Where immunology meets genetics: A snapshot of immunophenotypes in LAMA2-CMD pathophysiology and the impact of genetic therapy



Poster Number: T374


Yonne Tenorio de Menezes, Ph.D, University of Pittsburgh, Jia Qi Cheng Zhang, PhD, University of Pittsburgh, Marie Johnson, B.S., University of Pittsburgh, Robert D. Nicholls, MD, PhD, University of Pittsburgh, Dwi Kemaladewi, PhD, University of Pittsburgh

Congenital muscular dystrophy (CMD) is a group of genetically inherited neuromuscular disorders characterized by muscle weakness and degeneration. LAMA2-deficient CMD is a subtype caused by mutations in the laminin alpha-2 (LAMA2) gene, for which there is no treatment available. Upregulation of disease compensatory gene Lama1, achieved via CRISPR activation and delivered using AAV9, is a promising therapeutic approach for LAMA2-CMD. However, progress towards the clinical application of such strategy is hampered by the lack of comprehensive baseline immunophenotypes in LAMA2-CMD. Such knowledge is important because precise interventions on inflammatory pathways are crucial to minimize the risks and augment the success of gene therapy administrations, irrespective of the disease context. Therefore, we set out to fill such knowledge gap by investigating the dynamics of lymphocytes, myeloid cells, and circulating cytokines in skeletal muscles and blood from dyW, a mouse model of LAMA2-CMD.

We found increased leukocyte infiltration in muscles from the dyW mice as early as 2-weeks old, with pro-inflammatory macrophages (M1) and T regulatory cells (Tregs) as the predominant cell types. This suggests the involvement of these cells in the early stage of muscle pathology. We also observed increased inflammatory cytokines IL-6 and IFN-gamma in the dyW blood, indicating their role in initiating damage and inflammation signals from the circulation to the muscles. Subsequently, we evaluate how these immune cell profiles change in the mice treated with AAV9 carrying CRISPRa to upregulate disease compensatory gene Lama1. We observed a significant decrease in the levels of IL-6 and IFN-gamma cytokines in the serum of treated dyW mice. Additionally, the expression of activation markers PD1 and GITR on CD4+ T cells was reduced following the upregulation of Lama1.

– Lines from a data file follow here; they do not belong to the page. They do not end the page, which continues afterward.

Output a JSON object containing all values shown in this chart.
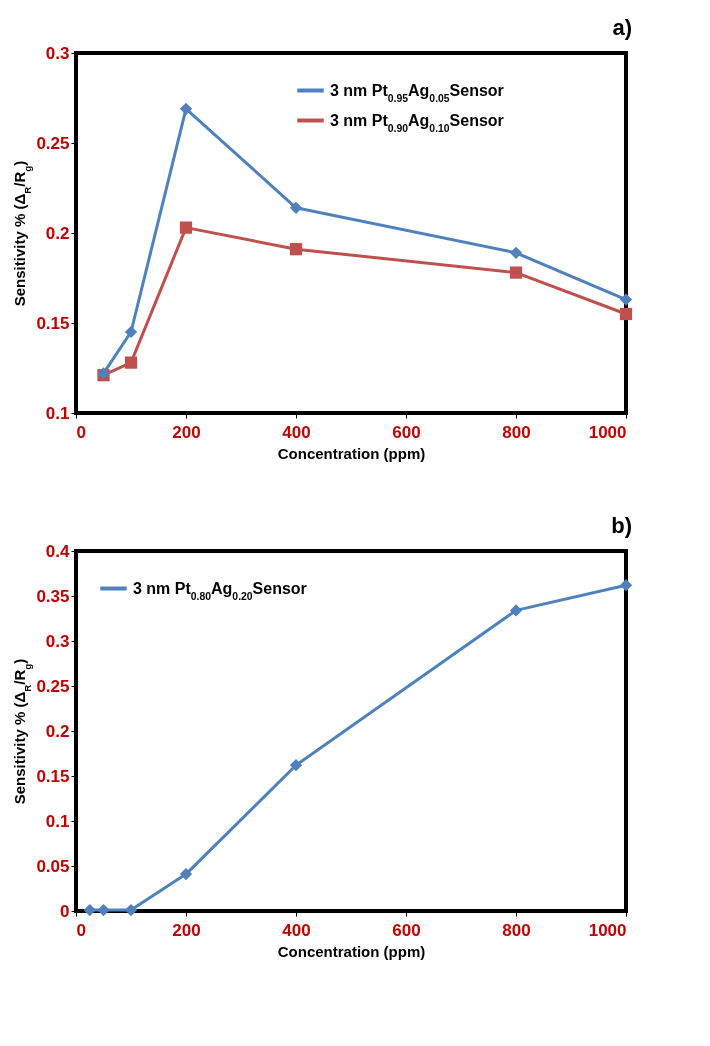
{
  "chart_data": [
    {
      "type": "line",
      "title": "a)",
      "xlabel": "Concentration (ppm)",
      "ylabel": "Sensitivity % (Δ$_{R}$/R$_{g}$)",
      "x": [
        50,
        100,
        200,
        400,
        800,
        1000
      ],
      "series": [
        {
          "name": "3 nm Pt$_{0.95}$Ag$_{0.05}$Sensor",
          "color": "#4f81bd",
          "marker": "diamond",
          "values": [
            0.122,
            0.145,
            0.269,
            0.214,
            0.189,
            0.163
          ]
        },
        {
          "name": "3 nm Pt$_{0.90}$Ag$_{0.10}$Sensor",
          "color": "#c0504d",
          "marker": "square",
          "values": [
            0.121,
            0.128,
            0.203,
            0.191,
            0.178,
            0.155
          ]
        }
      ],
      "xlim": [
        0,
        1000
      ],
      "xticks": [
        0,
        200,
        400,
        600,
        800,
        1000
      ],
      "ylim": [
        0.1,
        0.3
      ],
      "yticks": [
        {
          "value": 0.1,
          "label": "0.1"
        },
        0.15,
        {
          "value": 0.2,
          "label": "0.2"
        },
        0.25,
        {
          "value": 0.3,
          "label": "0.3"
        }
      ],
      "grid": false,
      "legend": "top right",
      "line_style": "solid"
    },
    {
      "type": "line",
      "title": "b)",
      "xlabel": "Concentration (ppm)",
      "ylabel": "Sensitivity % (Δ$_{R}$/R$_{g}$)",
      "x": [
        25,
        50,
        100,
        200,
        400,
        800,
        1000
      ],
      "series": [
        {
          "name": "3 nm Pt$_{0.80}$Ag$_{0.20}$Sensor",
          "color": "#4f81bd",
          "marker": "diamond",
          "values": [
            0.001,
            0.001,
            0.001,
            0.041,
            0.162,
            0.334,
            0.362
          ]
        }
      ],
      "xlim": [
        0,
        1000
      ],
      "xticks": [
        0,
        200,
        400,
        600,
        800,
        1000
      ],
      "ylim": [
        0,
        0.4
      ],
      "yticks": [
        0,
        0.05,
        {
          "value": 0.1,
          "label": "0.1"
        },
        0.15,
        {
          "value": 0.2,
          "label": "0.2"
        },
        0.25,
        {
          "value": 0.3,
          "label": "0.3"
        },
        0.35,
        {
          "value": 0.4,
          "label": "0.4"
        }
      ],
      "grid": false,
      "legend": "top left",
      "line_style": "solid"
    }
  ]
}
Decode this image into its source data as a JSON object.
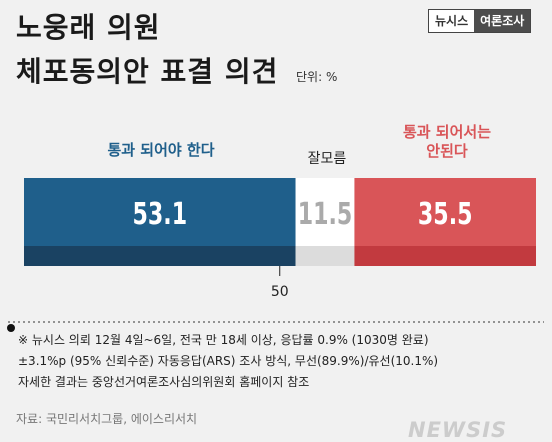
{
  "title": {
    "line1": "노웅래 의원",
    "line2": "체포동의안 표결 의견"
  },
  "unit": "단위: %",
  "brand": {
    "left": "뉴시스",
    "right": "여론조사"
  },
  "chart_data": {
    "type": "bar",
    "orientation": "horizontal-stacked",
    "categories": [
      "통과 되어야 한다",
      "잘모름",
      "통과 되어서는 안된다"
    ],
    "values": [
      53.1,
      11.5,
      35.5
    ],
    "value_labels": [
      "53.1",
      "11.5",
      "35.5"
    ],
    "label_lines": [
      [
        "통과 되어야 한다"
      ],
      [
        "잘모름"
      ],
      [
        "통과 되어서는",
        "안된다"
      ]
    ],
    "colors": [
      "#1f5f8b",
      "#ffffff",
      "#d95558"
    ],
    "dark_colors": [
      "#1a4262",
      "#dcdcdc",
      "#c23a3f"
    ],
    "label_colors": [
      "#1f5f8b",
      "#222222",
      "#d95558"
    ],
    "value_text_colors": [
      "#ffffff",
      "#aaaaaa",
      "#ffffff"
    ],
    "midpoint_label": "50",
    "midpoint": 50,
    "xlim": [
      0,
      100.1
    ]
  },
  "footnotes": [
    "※ 뉴시스 의뢰 12월 4일~6일, 전국 만 18세 이상, 응답률 0.9% (1030명 완료)",
    "±3.1%p (95% 신뢰수준) 자동응답(ARS) 조사 방식, 무선(89.9%)/유선(10.1%)",
    "자세한 결과는 중앙선거여론조사심의위원회 홈페이지 참조"
  ],
  "source": "자료: 국민리서치그룹, 에이스리서치",
  "watermark": "NEWSIS"
}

Collectively, our study highlights the role of immune cells and inflammatory mediators in early pathology of LAMA2-CMD, which can be reduced following CRISPRa-mediated Lama1 upregulation. These findings are important to increase our understanding of the immunological changes associated with LAMA2-CMD and pave the path towards development of safe and effective therapy for this condition.